The future is malleable, even when (sometimes especially when) we’re at the edge of a precipice. Therein lies one of the driving arguments of Carlin’s work: you can never know what will happen until we get there. It’s a fascinating realm of possibilities to contemplate.
The quick Twitter finger ready to fire a shot anytime one’s sensibilities are offended is paralyzed in this realm, as it requires, as in the great Socratic and Buddhist debate traditions, a willingness to grapple with all the possibilities. Carlin and I both come from local news reporting. Back in the eighties and nineties, newspapers hired one editor to write every reporter’s headline in order to avoid redundancy. The headline and lede offered a synopsis that introduced the reader to the heart of the story. Today the headline is often the only part being read.
I mention the tendency to immediately react based on headlines, the antithesis of nuance that often misleads one from grasping the actual story. Though there are benefits to everyone having a voice—nuance spreads in every direction—Carlin says,
“At least today, everybody kind of has an idea. We know what you’re going to say that’s going to get you in trouble. Those people [in the past] had no idea what the current standards were going to be for their past behavior, so they could not have complied even if they wanted to. For example, if a hundred years from now eating meat or driving cars gets your statue pulled down in the public square, how on earth could somebody have known that and and altered their behavior accordingly?”
Dan Carlin: “The New Golden Age of Oral Historical Storytelling” | Talks at Google
History might not repeat itself—we also discuss on the nature of patterns—but it does, as Mark Twain (might have) said, rhymes. Understanding the circumstances of past cultures on their own terms (and not current standards) is vital in recognizing our social evolution as a species.
Future historiographers will have to contend with a deluge of misinformation. Carlin notes that false history has always been a problem, but imagine turning to Twitter a century from now to piece together our current political situation in America. Where to even begin?
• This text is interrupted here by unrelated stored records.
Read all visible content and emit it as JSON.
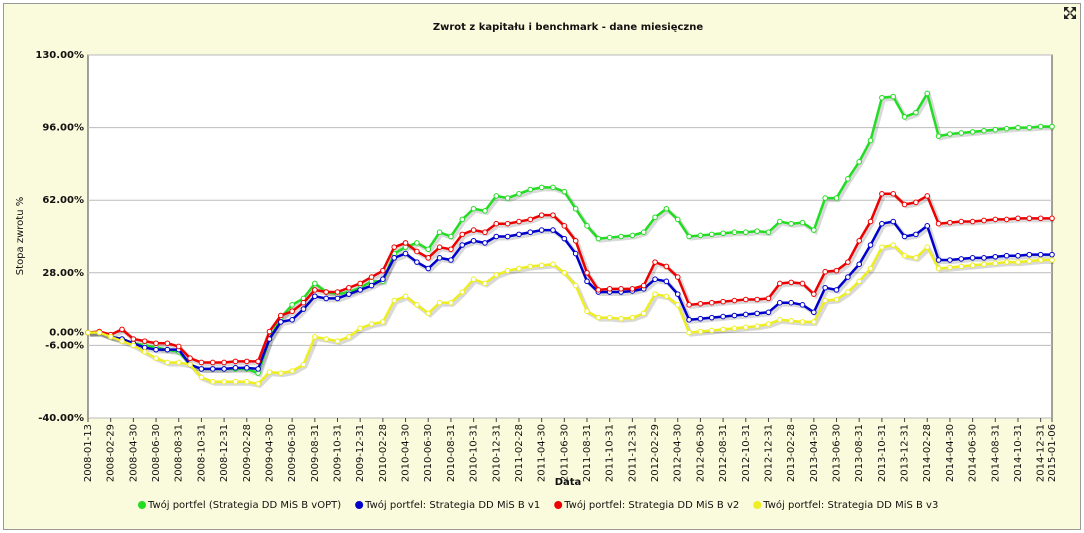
{
  "chart_data": {
    "type": "line",
    "title": "Zwrot z kapitału i benchmark - dane miesięczne",
    "y_label": "Stopa zwrotu %",
    "x_label": "Data",
    "categories": [
      "2008-01-13",
      null,
      "2008-02-29",
      null,
      "2008-04-30",
      null,
      "2008-06-30",
      null,
      "2008-08-31",
      null,
      "2008-10-31",
      null,
      "2008-12-31",
      null,
      "2009-02-28",
      null,
      "2009-04-30",
      null,
      "2009-06-30",
      null,
      "2009-08-31",
      null,
      "2009-10-31",
      null,
      "2009-12-31",
      null,
      "2010-02-28",
      null,
      "2010-04-30",
      null,
      "2010-06-30",
      null,
      "2010-08-31",
      null,
      "2010-10-31",
      null,
      "2010-12-31",
      null,
      "2011-02-28",
      null,
      "2011-04-30",
      null,
      "2011-06-30",
      null,
      "2011-08-31",
      null,
      "2011-10-31",
      null,
      "2011-12-31",
      null,
      "2012-02-29",
      null,
      "2012-04-30",
      null,
      "2012-06-30",
      null,
      "2012-08-31",
      null,
      "2012-10-31",
      null,
      "2012-12-31",
      null,
      "2013-02-28",
      null,
      "2013-04-30",
      null,
      "2013-06-30",
      null,
      "2013-08-31",
      null,
      "2013-10-31",
      null,
      "2013-12-31",
      null,
      "2014-02-28",
      null,
      "2014-04-30",
      null,
      "2014-06-30",
      null,
      "2014-08-31",
      null,
      "2014-10-31",
      null,
      "2014-12-31",
      "2015-01-06"
    ],
    "series": [
      {
        "name": "Twój portfel (Strategia DD MiS B vOPT)",
        "color": "#22dd22",
        "values": [
          0,
          0,
          -2,
          -3,
          -5,
          -6,
          -7,
          -8,
          -9,
          -15,
          -17,
          -17,
          -17,
          -17,
          -17,
          -19,
          -3,
          7,
          13,
          16,
          23,
          19,
          18,
          19,
          21,
          24,
          24,
          37,
          40,
          42,
          39,
          47,
          45,
          53,
          58,
          57,
          64,
          63,
          65,
          67,
          68,
          68,
          66,
          58,
          50,
          44,
          44.5,
          45,
          45.5,
          47,
          54,
          58,
          53,
          45,
          45.5,
          46,
          46.5,
          47,
          47,
          47.5,
          47,
          52,
          51,
          51.5,
          48,
          63,
          63,
          72,
          80,
          90,
          110,
          110.5,
          101,
          103,
          112,
          92,
          93,
          93.5,
          94,
          94.5,
          95,
          95.5,
          96,
          96,
          96.5,
          96.5
        ]
      },
      {
        "name": "Twój portfel: Strategia DD MiS B v1",
        "color": "#0000cc",
        "values": [
          0,
          0,
          -2,
          -3,
          -5,
          -7,
          -8,
          -8,
          -8,
          -15,
          -17,
          -17,
          -17,
          -16.5,
          -16.5,
          -17,
          -3,
          5,
          6,
          11,
          17,
          16,
          16,
          18,
          20,
          22,
          25,
          35,
          37,
          33,
          30,
          35,
          34,
          41,
          43,
          42,
          45,
          45,
          46,
          47,
          48,
          48,
          44,
          37,
          24,
          19,
          19,
          19,
          19.5,
          20.5,
          25,
          24,
          18,
          6,
          6.5,
          7,
          7.5,
          8,
          8.5,
          9,
          9.5,
          14,
          14,
          13,
          9.5,
          21,
          20,
          26,
          32,
          41,
          51,
          52,
          45,
          46,
          50,
          34,
          34,
          34.5,
          35,
          35,
          35.5,
          36,
          36,
          36.5,
          36.5,
          36.5
        ]
      },
      {
        "name": "Twój portfel: Strategia DD MiS B v2",
        "color": "#ee0000",
        "values": [
          0,
          0.5,
          -1,
          1.5,
          -3,
          -4,
          -5,
          -5,
          -6.5,
          -12,
          -14,
          -14,
          -14,
          -13.5,
          -13.5,
          -13.5,
          0.5,
          8,
          10,
          14,
          20,
          19,
          19,
          21,
          23,
          26,
          29,
          40,
          42,
          38,
          35,
          40,
          39,
          46,
          48,
          47,
          51,
          51,
          52,
          53,
          55,
          55,
          50,
          43,
          28,
          20,
          20.5,
          20.5,
          20.5,
          22,
          33,
          31,
          26,
          13,
          13.5,
          14,
          14.5,
          15,
          15.5,
          15.5,
          16,
          23,
          23.5,
          23,
          18,
          28.5,
          29,
          33,
          43,
          52,
          65,
          65,
          60,
          61,
          64,
          51,
          51.5,
          52,
          52,
          52.5,
          53,
          53,
          53.5,
          53.5,
          53.5,
          53.5
        ]
      },
      {
        "name": "Twój portfel: Strategia DD MiS B v3",
        "color": "#eeee22",
        "values": [
          0,
          0,
          -2,
          -4,
          -6,
          -9,
          -12,
          -14,
          -14,
          -15,
          -21,
          -23,
          -23,
          -23,
          -23,
          -24,
          -18.5,
          -19,
          -18,
          -15,
          -2,
          -3,
          -4,
          -2,
          2,
          4,
          5,
          15,
          17,
          13,
          9,
          14,
          14,
          19,
          25,
          23,
          27,
          29,
          30,
          31,
          31.5,
          32,
          28,
          22,
          10,
          7,
          7,
          6.5,
          7,
          9,
          18,
          17,
          13,
          0,
          0.5,
          1,
          1.5,
          2,
          2.5,
          3,
          4,
          6,
          5.5,
          5,
          5,
          15,
          15.5,
          19,
          24,
          30,
          40,
          41,
          36,
          35,
          40,
          30,
          30.5,
          31,
          31.5,
          32,
          32.5,
          33,
          33,
          33.5,
          34,
          34
        ]
      }
    ],
    "ylim": [
      -40,
      130
    ],
    "yticks": [
      {
        "value": -40,
        "label": "-40.00%"
      },
      {
        "value": -6,
        "label": "-6.00%"
      },
      {
        "value": 0,
        "label": "0.00%"
      },
      {
        "value": 28,
        "label": "28.00%"
      },
      {
        "value": 62,
        "label": "62.00%"
      },
      {
        "value": 96,
        "label": "96.00%"
      },
      {
        "value": 130,
        "label": "130.00%"
      }
    ],
    "grid": true
  }
}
“It’s a needle in a haystack problem. In the old days, there’s one haystack and one needle. Today there’s a million haystacks and a million needles. The problem that the historian is going to be much more about filtering rather than finding nuggets upon which to hang data points.”
Most hour-long transcriptions of my interviews produce roughly 5,000 words; Carlin’s was over 12,000. That’s why we love him. You’ll learn more in four hours of Hardcore History than most semester-long classes. The same holds for The End is Always Near, a book that should make its way into history classes nationwide.
Concluding a story is often more challenging than beginning one, because like history, it never actually ends. As with Carlin’s career, you keep processing as information arises and try to make the most well-informed decisions possible.
The best advice of all didn’t come from our talk, but from the last two lines in the book’s preface, a message that a hyper-individualized world needs to take to heart. Three simple words remind us that we all create history every day, and that what seems to be the biggest grievance in the world will be lucky to receive a footnote even a decade from now.
“Hubris is, after all, a pretty classic human trait. As my dad used to say, ‘Don’t get cocky.’